Recently, the worldwide spread of A/H5N1 avian influenza with high virulence has highlighted the potential threat of human influenza pandemic. Tamiflu and Relenza are currently the only two anti-influenza drugs targeting the neuraminidase (NA) enzyme of human influenza virus. Reports of the emergence of drug resistance further make the development of new potent anti-influenza inhibitors a priority. The X-ray crystallographic study of A/H5N1 avian influenza NA subtypes (Russell, R. J. Nature 2006, 443, 45-49) has demonstrated that there exist two genetically distinct groups, group-1 (N1, N4, N5 and N8) and group-2 (N2, N3, N6, N7 and N9), whose conformations are substantially different. The detailed comparison of their active sites has established, heretofore, the most accurate and solid molecular basis of structure and mechanism for the development of new anti-influenza drugs. In the present study, a three-dimensional structure of N1 subtype of human influenza type A virus (N1hA) has been generated by homology modeling using the X-ray crystallographic structure of N1 subtype of avian influenza virus (N1aA) as the template. Binding interaction analysis between the active site and its inhibitors has been performed by combining ab initio fragment molecular orbital (FMO) calculations and three-dimensional quantitative structure-activity relationship with comparative molecular field analysis (3D-QSAR CoMFA) modeling. Integrated with docking-based 3D-QSAR CoMFA modeling, molecular surface property (electrostatic and steric) mapping and FMO pair interaction analysis, a set of new receptor-ligand binding models and bioaffinity predictive models for rational design and virtual screening of more potent inhibitors of N1hA are established. In addition, the flexibility of the loop-150 of N1hA and N1aA has been examined by a series of molecular dynamics simulations.

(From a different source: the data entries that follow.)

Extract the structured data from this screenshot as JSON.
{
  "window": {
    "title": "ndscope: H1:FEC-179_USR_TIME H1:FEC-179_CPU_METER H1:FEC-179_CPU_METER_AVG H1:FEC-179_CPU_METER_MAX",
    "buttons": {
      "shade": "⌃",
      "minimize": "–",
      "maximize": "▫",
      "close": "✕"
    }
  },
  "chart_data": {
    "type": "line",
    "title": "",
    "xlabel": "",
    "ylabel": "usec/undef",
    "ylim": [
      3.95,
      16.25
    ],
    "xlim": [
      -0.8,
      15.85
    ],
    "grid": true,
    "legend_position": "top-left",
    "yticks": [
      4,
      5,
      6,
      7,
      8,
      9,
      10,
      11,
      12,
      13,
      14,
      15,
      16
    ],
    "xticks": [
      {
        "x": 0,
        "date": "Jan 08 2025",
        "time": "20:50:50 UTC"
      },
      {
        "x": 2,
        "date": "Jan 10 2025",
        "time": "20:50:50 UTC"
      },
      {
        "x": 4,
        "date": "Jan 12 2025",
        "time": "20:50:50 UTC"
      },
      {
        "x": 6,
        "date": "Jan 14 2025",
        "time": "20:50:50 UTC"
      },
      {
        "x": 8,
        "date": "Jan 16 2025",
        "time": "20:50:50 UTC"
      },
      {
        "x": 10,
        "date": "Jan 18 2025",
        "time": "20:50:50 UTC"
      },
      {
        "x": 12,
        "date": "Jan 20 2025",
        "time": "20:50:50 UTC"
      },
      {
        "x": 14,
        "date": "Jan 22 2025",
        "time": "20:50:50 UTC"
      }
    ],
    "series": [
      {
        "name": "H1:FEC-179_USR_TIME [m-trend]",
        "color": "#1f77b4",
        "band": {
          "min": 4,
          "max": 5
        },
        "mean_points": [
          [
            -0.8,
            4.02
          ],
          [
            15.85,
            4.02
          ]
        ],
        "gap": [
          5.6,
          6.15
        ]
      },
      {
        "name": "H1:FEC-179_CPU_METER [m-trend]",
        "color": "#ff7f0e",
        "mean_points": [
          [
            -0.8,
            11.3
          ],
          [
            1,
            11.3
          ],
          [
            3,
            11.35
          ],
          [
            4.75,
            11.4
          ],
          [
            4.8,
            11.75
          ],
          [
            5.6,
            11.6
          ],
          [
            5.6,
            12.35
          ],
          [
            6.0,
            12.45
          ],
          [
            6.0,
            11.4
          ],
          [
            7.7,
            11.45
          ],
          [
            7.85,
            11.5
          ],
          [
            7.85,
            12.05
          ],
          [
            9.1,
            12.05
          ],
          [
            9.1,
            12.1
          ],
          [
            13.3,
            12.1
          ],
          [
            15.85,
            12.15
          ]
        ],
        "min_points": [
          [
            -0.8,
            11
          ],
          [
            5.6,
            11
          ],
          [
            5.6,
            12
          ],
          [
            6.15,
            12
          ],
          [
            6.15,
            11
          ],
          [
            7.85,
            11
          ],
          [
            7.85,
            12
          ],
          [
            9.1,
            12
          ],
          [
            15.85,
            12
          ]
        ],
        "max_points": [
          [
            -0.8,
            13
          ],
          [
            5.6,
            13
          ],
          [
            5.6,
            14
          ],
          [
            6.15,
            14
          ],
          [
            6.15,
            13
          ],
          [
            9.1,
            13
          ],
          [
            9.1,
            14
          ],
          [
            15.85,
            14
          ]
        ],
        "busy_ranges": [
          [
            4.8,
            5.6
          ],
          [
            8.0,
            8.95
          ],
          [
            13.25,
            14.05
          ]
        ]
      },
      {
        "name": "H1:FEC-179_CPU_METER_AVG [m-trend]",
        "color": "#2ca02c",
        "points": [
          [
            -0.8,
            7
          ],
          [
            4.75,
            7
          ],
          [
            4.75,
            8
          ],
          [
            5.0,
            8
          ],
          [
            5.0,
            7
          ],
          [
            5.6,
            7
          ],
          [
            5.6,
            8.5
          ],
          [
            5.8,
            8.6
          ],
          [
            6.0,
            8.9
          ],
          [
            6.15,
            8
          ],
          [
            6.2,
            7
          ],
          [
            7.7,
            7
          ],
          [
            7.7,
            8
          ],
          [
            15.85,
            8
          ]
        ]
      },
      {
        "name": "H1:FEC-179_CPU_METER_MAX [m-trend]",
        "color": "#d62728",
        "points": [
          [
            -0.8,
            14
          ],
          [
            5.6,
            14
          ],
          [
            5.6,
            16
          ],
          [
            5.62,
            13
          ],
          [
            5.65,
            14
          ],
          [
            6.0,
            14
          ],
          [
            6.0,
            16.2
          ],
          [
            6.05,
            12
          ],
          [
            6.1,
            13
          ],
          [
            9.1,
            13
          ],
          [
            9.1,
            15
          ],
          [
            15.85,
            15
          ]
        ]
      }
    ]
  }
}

最近,高致病性A/H5N1禽流感在全球范围内的传播凸显了人类流感大流行的潜在威胁。达菲和瑞乐沙是目前仅有的两种针对人类流感病毒神经氨酸酶(NA)的抗流感药物。耐药性出现的报道进一步使开发新型强效抗流感抑制剂成为当务之急。对A/H5N1禽流感NA亚型的X射线晶体学研究(拉塞尔,R.J.《自然》2006年,443卷,45 - 49页)表明,存在两个基因不同的组,第1组(N1、N4、N5和N8)和第2组(N2、N3、N6、N7和N9),它们的构象有很大差异。此前,对它们活性位点的详细比较为开发新型抗流感药物建立了最准确、最坚实的结构和机制分子基础。在本研究中,以禽流感病毒N1亚型(N1aA)的X射线晶体学结构为模板,通过同源建模生成了甲型流感病毒N1亚型(N1hA)的三维结构。通过结合从头算片段分子轨道(FMO)计算以及三维定量构效关系与比较分子场分析(3D - QSAR CoMFA)建模,对活性位点与其抑制剂之间的结合相互作用进行了分析。结合基于对接的3D - QSAR CoMFA建模、分子表面性质(静电和空间)映射以及FMO对相互作用分析,建立了一组新的受体 - 配体结合模型和生物亲和力预测模型,用于合理设计和虚拟筛选更有效的N1hA抑制剂。此外,通过一系列分子动力学模拟研究了N1hA和N1aA的150环的灵活性。